Aufgaben für Abenteurer
Die Abenteuer müssen zwingend eine Information bekommen, die jemand hatte, der vor 50 Jahren als so ziemlich einer der letzten da hineingeworfen wurde, weil er einen Adelsaufstand anzetteln wollte, obwohl er zur den engen Vertrauten des Königs gehörte.
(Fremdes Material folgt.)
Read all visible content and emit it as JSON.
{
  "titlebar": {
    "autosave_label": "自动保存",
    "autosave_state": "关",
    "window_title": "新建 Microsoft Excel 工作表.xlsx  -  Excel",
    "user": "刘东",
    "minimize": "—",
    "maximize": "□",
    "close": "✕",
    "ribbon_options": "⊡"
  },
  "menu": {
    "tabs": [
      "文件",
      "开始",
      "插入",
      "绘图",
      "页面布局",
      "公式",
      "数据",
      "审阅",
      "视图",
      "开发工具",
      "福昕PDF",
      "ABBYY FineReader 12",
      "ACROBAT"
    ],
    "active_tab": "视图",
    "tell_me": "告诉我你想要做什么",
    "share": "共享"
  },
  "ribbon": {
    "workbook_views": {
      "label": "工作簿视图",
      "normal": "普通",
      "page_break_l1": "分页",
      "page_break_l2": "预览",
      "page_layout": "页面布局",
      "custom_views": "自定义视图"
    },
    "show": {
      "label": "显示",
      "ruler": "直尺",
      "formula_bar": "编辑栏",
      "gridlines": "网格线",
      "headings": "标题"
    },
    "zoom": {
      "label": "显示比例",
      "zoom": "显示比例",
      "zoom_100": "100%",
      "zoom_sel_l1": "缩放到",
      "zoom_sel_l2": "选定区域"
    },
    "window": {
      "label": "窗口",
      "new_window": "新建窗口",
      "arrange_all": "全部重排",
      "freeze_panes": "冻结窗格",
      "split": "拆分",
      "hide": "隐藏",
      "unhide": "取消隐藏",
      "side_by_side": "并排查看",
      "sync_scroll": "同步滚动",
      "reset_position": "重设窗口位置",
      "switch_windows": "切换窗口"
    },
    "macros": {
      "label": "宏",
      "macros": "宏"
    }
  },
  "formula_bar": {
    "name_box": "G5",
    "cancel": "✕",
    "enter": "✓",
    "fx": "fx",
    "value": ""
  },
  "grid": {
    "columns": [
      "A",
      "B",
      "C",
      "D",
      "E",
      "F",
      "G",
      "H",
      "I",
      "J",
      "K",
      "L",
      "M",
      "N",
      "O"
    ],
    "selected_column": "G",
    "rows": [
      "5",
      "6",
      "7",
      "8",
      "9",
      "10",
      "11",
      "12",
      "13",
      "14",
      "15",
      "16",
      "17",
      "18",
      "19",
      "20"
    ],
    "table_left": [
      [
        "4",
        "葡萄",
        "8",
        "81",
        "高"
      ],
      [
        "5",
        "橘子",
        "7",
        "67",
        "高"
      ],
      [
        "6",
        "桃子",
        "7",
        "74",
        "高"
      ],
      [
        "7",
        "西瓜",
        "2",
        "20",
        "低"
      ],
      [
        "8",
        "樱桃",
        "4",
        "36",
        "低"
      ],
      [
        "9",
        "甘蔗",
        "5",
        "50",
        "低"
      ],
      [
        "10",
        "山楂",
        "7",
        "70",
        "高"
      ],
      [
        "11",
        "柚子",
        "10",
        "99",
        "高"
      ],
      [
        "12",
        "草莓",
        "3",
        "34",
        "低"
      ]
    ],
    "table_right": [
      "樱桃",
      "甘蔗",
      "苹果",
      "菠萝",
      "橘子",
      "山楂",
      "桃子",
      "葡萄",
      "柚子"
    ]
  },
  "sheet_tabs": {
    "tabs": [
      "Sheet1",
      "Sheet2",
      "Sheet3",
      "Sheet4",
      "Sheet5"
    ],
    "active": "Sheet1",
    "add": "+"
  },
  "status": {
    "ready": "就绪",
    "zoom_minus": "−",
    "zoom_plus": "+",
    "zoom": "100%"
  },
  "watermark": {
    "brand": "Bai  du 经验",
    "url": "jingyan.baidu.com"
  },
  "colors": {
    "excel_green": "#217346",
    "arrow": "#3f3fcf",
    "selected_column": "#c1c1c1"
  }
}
Der Gefangene hat aber in der ersten Gefängnisebene vor 50 Jahren die Gesellschaft von Kriminellen aufgeräumt und eine Gesellschaft gegründet, in der die zivilierten Insassen friedlich leben.
Der Adlige ist es dann auch, der den Abenteurern die Oubliette dieser Ebene und die Welt darunter zeigt, so dass die Abenteurer langsam der Natur des Gefängnisses gewahr werden und überlegen müssen, ob sie in dieser Welt bleiben, weiter hinabsteigen oder einen Weg zurück suchen wollen.

Denkbar ist aber auch, dass sich die Hinweise auf die Verschachtelung der Gefängniswelten bereits nach langer Recherche auf der obersten Ebene finden. So entdecken die Abenteurer einen Hinweis auf einen Geheimgang zu einer Empore in der Oubliette (von der oben ja keiner weiß, wie groß sie ist), von der ursprünglich Adlige dem Elend zugesehen haben, das sich unter ihnen zutrug, weil es natürlich eine Gesellschaft von Kriminellen war, die ihrer Meinung nach dort lebte. Später haben Wissenschaftler die Empore genutzt, um Theorien zu entwerfen, was den Menschen ausmacht, wenn es keine Gesetze gibt. Derartige philosophische Gedanken könnten auch in der Zeit des Abenteuers noch den akademischen Dialog prägen und die Abenteurer wären schlicht Versuchskaninchen, die unter falschen Vorzeichen - etwa einem sicheren Weg zurück - in die Tiefe geschickt werden.


Ehre wem Ehre gebührt
Dieses Szenario stammt von einem alten Rollenspielkumpan aus vergangenen Gymnasiumstagen. Ich habe lediglich den anregenden Mailaustausch zu dieser Idee konsolidiert und behutsam ergänzt.

 


Dieser Artikel ist ein Beitrag zum Karneval der Rollenspielblogs im Januar/Februar 2022 mit dem Thema "Gefängnisse". Die Moderation liegt bei mir auf Spiele im Kopf, die Artikel dazu werden in diesem Thread des Forums der Rollenspielblogs gesammelt.


1 Kommentar:

Andreas (RPGnosis) hat gesagt…

Ziemlich coole Idee... :)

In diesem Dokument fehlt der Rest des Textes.